I hope this is only the beginning, and we see some rapid development of the site into a premier channel for the Oracle community. I imagine a great deal of the effort in the 5-6 week development period went into integrating and refactoring the AppsLab code, and porting to the Oracle AS + jruby environment, so I'll be gentle with my comments for now;-)

I guess the main nudge I'd like to give the team would be to think a bit more about the idea generation/innovation process and adapt the site to suit. To be frank, I was getting a little disillusioned by the IdeaFactory because it was turning into a dumping ground - literally thousands of ideas going in, but little sight of what benefit was coming out.

Good ideas are hard to find - Scott Berkun does a grand job of demolishing this falsehood in The Myths of Innovation (required reading I would recommend for anyone working on "innovation tools"). The implication being that there should be no surprise in Oracle Mix attracting many great ideas, but more important is what happens next..

Do they get adopted by an Idea Angel to champion the cause? Do they get the protection and attention to make the transition from Idea to Innovation?

And perhaps even more significantly, how will the community learn about "Ideas that make it"? This will be critical to stimulate a virtuous feedback cycle that encourages people to submit more ideas because they can see it is worthwhile.

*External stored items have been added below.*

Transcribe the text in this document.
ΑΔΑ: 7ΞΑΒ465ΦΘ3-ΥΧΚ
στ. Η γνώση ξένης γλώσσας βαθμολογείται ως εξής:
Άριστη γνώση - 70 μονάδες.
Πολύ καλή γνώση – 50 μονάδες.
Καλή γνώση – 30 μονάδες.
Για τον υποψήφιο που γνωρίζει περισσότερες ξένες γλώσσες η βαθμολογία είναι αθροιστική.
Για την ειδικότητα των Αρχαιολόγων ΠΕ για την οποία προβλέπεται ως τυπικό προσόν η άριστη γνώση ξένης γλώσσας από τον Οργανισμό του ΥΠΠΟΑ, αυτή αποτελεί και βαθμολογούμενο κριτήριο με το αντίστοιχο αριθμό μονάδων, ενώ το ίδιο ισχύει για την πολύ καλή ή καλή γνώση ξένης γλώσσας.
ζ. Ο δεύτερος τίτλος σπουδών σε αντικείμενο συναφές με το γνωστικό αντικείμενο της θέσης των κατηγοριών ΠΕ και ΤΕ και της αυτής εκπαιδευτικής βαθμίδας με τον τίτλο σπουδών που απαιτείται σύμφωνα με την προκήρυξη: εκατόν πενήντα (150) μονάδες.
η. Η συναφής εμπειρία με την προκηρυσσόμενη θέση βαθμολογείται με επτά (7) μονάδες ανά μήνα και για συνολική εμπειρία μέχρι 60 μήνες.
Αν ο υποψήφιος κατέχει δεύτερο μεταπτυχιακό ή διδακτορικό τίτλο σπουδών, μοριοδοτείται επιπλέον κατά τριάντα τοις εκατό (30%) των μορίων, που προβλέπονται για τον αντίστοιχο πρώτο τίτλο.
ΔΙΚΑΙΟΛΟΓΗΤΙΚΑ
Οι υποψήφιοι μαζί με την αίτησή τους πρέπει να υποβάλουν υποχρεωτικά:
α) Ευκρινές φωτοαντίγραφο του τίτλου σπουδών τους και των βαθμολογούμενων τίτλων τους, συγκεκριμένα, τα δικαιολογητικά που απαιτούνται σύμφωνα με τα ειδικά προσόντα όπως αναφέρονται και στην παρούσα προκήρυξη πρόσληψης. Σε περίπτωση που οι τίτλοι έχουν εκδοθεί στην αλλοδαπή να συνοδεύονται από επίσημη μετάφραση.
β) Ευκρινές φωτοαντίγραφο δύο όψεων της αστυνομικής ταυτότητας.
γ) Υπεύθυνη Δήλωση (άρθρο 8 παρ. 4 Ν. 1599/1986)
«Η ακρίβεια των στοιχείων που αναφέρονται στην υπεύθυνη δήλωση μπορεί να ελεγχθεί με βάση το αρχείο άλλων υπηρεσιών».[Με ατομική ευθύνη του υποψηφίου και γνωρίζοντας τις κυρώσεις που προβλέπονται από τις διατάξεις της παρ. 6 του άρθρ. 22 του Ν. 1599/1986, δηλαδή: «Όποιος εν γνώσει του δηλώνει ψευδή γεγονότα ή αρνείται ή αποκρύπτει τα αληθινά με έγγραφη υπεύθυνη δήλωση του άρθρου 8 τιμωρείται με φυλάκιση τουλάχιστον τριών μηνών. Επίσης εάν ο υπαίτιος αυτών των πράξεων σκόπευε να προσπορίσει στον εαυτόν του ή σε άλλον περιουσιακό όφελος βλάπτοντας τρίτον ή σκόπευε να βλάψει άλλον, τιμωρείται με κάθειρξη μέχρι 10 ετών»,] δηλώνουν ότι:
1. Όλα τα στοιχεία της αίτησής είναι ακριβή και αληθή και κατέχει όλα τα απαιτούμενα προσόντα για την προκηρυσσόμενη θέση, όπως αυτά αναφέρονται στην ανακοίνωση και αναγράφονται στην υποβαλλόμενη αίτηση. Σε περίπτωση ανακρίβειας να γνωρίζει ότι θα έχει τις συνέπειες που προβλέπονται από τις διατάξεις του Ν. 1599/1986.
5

Dell included this critical ingredient for their IdeaStorm site in the simplest of ways .. Ideas in Action is just a blog of stories about how they have adopted and implemented ideas submitted and voted by their users:


I guess there are a few other points I could get cranky about, like some minor usability issues, and the bad policy of only allowing full features to users with "verified customer emails" (Dell's IdeaStorm doesn't). But I'll lay off for now, because overall I think the AppsLab team have made a fantastic start and I want to give them every encouragement to keep hammering away at this stuff!

Oracle Mix is truely a breath of fresh air!

NB: See Paul and Rich's launch announcements.

Thursday, November 01, 2007

Moving on .. to new laptop art!

Well, today is my first as a member of the Oracle Alumni. It was sad to leave all of the great people and friends I've made over the years at Oracle, but greener pastures beckoned etc etc.

I don't expect the change will affect the blog much (bar editing the disclaimer), since it has never really been so specifically about what I do at work.

What it has changed is my choice of laptop art! Switching machines is traumatic at the best of times no matter how carefully you have backed up. For the time being I've switched to an old Compaq Presario we had at home called "Sunshine". It may no longer be the fastest chip in the mill, but it has a custom paint job to care for me through this transition;-)



I've always wanted to pimp my PC! It's more common these days to find designer cases and stick-ons, but not full custom jobs. This is acrylic with a hardy varnish finish. Unlike a spray job, it creates a nice texture that actually feels great under your wrists.

It's a long story why I painted a Care Bear, but I daresay it makes it the cutest Compaq ever. I can almost half imagine myself firing up on wireless at Starbucks;-) Boy am I glad it isn't Hello Kitty!